His prior research investigated both the transcriptional regulation of the gene encoding glial fibrillary acidic protein (GFAP), an intermediate filament protein used as a marker for astrocytes, and the biological role of this protein. Initial findings from the transcriptional studies included identification of the GFAP mRNA and protein start sites and analysis of the GFAP basal promoter. Subsequent investigations used site-directed mutation and deletions in GFAP promoter driven mouse transgenes to identify multiple interacting upstream sites affecting transcription, revealing a surprisingly complex regulatory system for this gene. Several of the promoter constructs developed are extensively used by other laboratories for directing gene expression to astrocytes. These include gfa2, which extends 2.2kb upstream of the mRNA start site, and the smaller 681 bp gfaABC1D promoter, which also expresses in astrocytes throughout the CNS, and is useful for viral delivery systems with limited DNA capacity. Another promoter of interest is gfaABD, whose expression is largely limited to the cortex and hippocampus and has compromised astrocyte specificity, thus revealing an unexpected regional heterogeneity among astrocytes and suggesting that astrocytes in different areas of the brain use different regulatory regions of the GFAP gene. GFAP promoters developed in the Brenner laboratory have been used by more than 500 laboratories in 32 countries. Several are presently available through AddGene.

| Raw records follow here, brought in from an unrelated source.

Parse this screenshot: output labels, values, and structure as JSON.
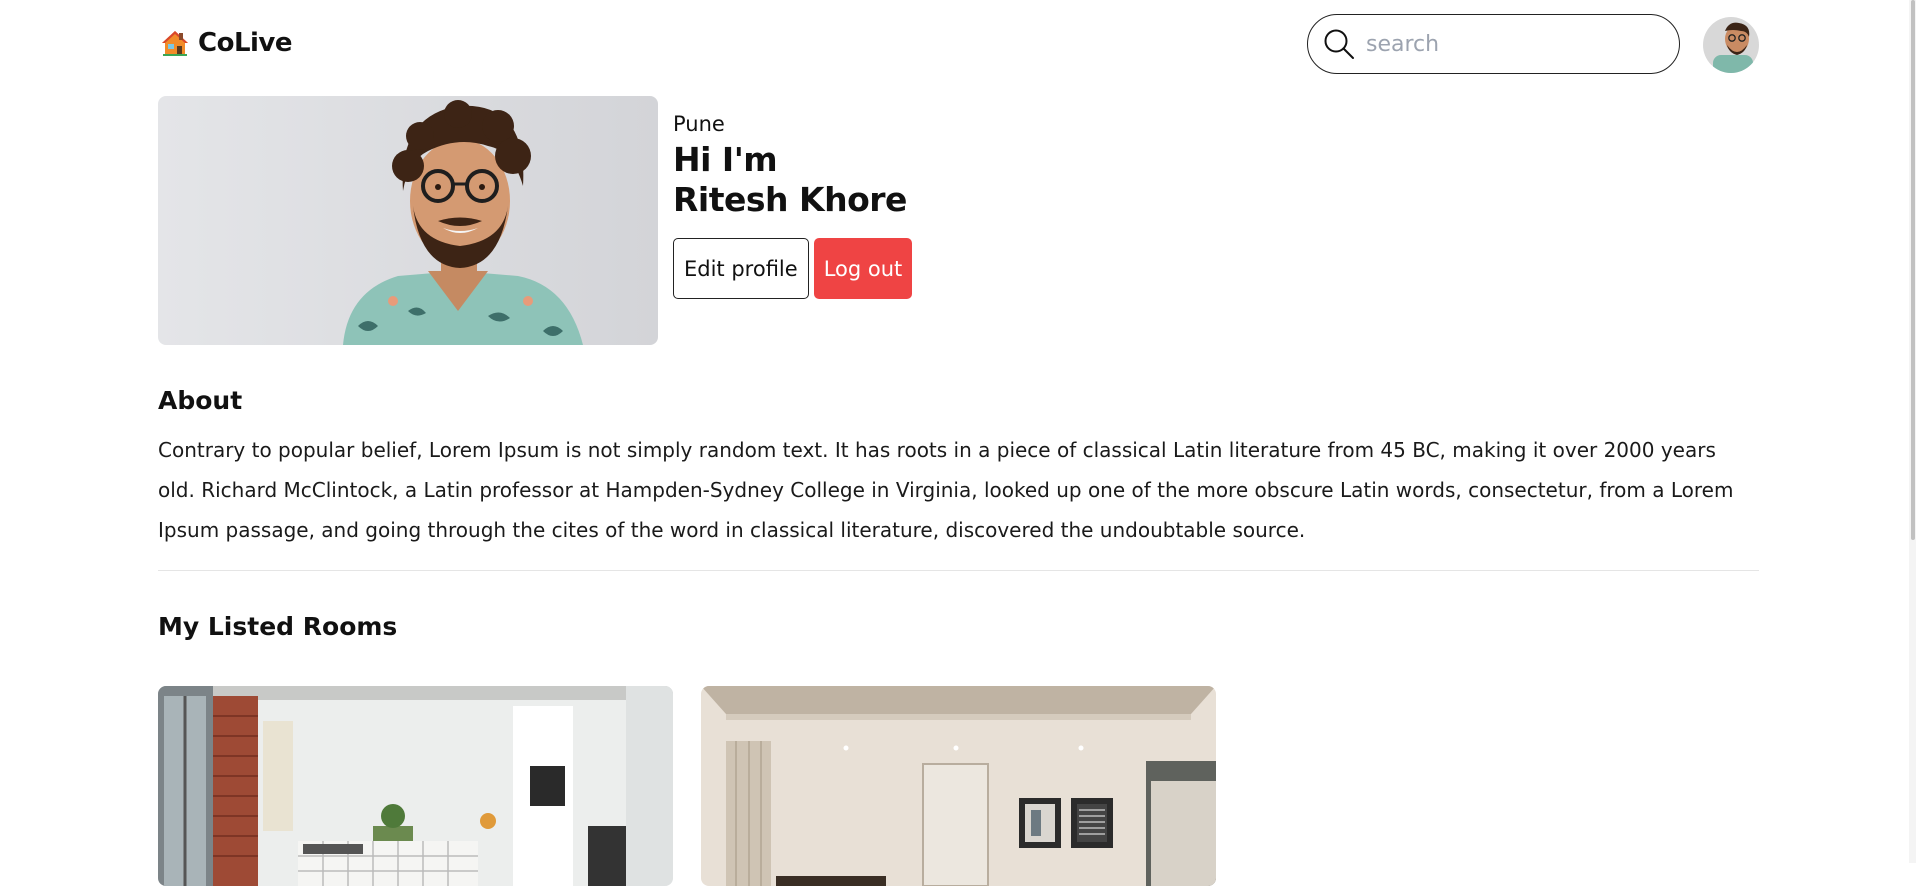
{
  "header": {
    "logo_text": "CoLive",
    "search_placeholder": "search"
  },
  "profile": {
    "city": "Pune",
    "greeting_line1": "Hi I'm",
    "greeting_line2": "Ritesh Khore",
    "edit_label": "Edit profile",
    "logout_label": "Log out"
  },
  "about": {
    "title": "About",
    "text": "Contrary to popular belief, Lorem Ipsum is not simply random text. It has roots in a piece of classical Latin literature from 45 BC, making it over 2000 years old. Richard McClintock, a Latin professor at Hampden-Sydney College in Virginia, looked up one of the more obscure Latin words, consectetur, from a Lorem Ipsum passage, and going through the cites of the word in classical literature, discovered the undoubtable source."
  },
  "rooms": {
    "title": "My Listed Rooms"
  },
  "colors": {
    "logout": "#ef4444",
    "text": "#111111",
    "divider": "#e5e5e5"
  },
  "icons": {
    "logo": "house-icon",
    "search": "search-icon"
  }
}
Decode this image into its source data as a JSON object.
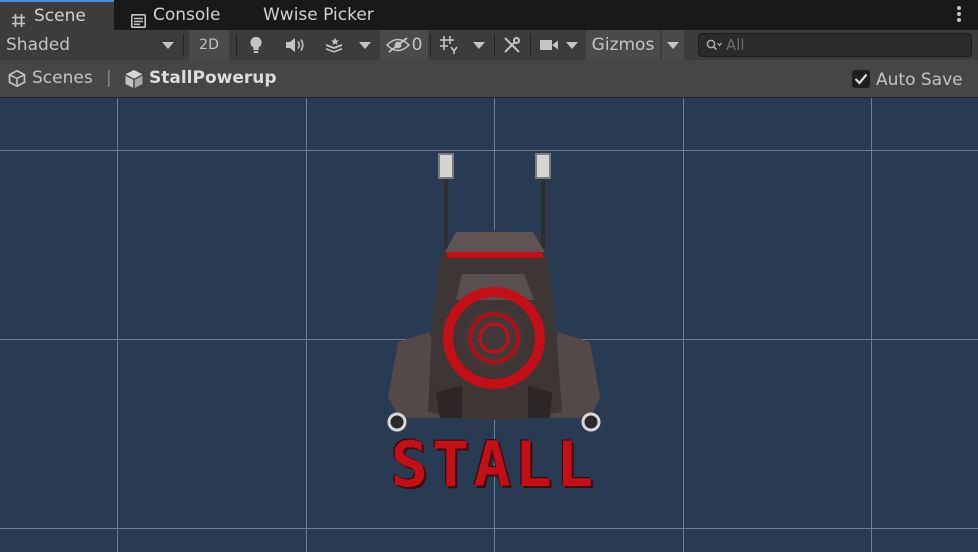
{
  "tabs": [
    {
      "label": "Scene",
      "icon": "grid-icon",
      "active": true
    },
    {
      "label": "Console",
      "icon": "console-icon",
      "active": false
    },
    {
      "label": "Wwise Picker",
      "icon": "",
      "active": false
    }
  ],
  "toolbar": {
    "shading_mode": "Shaded",
    "mode_2d": "2D",
    "hidden_count": "0",
    "gizmos_label": "Gizmos",
    "search_placeholder": "All"
  },
  "breadcrumb": {
    "root": "Scenes",
    "current": "StallPowerup"
  },
  "auto_save": {
    "label": "Auto Save",
    "checked": true
  },
  "scene": {
    "sprite_text": "STALL"
  },
  "colors": {
    "tab_bar": "#191919",
    "toolbar": "#3c3c3c",
    "breadcrumb_bar": "#464646",
    "scene_background": "#283b53",
    "grid_line": "#6e8197",
    "accent_red": "#c40f17",
    "active_tab_highlight": "#4d8ed8"
  }
}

Investigation of the biological role of GFAP revealed that its absence in mice renders them hypersensitive to traumatic spinal cord injury, indicating a novel role for GFAP in structural support. The laboratory also discovered that mutations within the coding sequence of the GFAP gene are responsible for nearly all cases of Alexander disease, a rare but often fatal neurodegenerative disorder of humans. This was the first identification of a genetic disorder attributable to a primary defect in astrocytes. This discovery made possible a simple diagnostic genetic test for the disease, and provided a therapeutic target that may lead to effective treatment. Dr. Brenner has written 103 peer reviewed publications, 16 book chapters, and holds a US patent. His work has over 7,000 citations, and an H-factor of 47.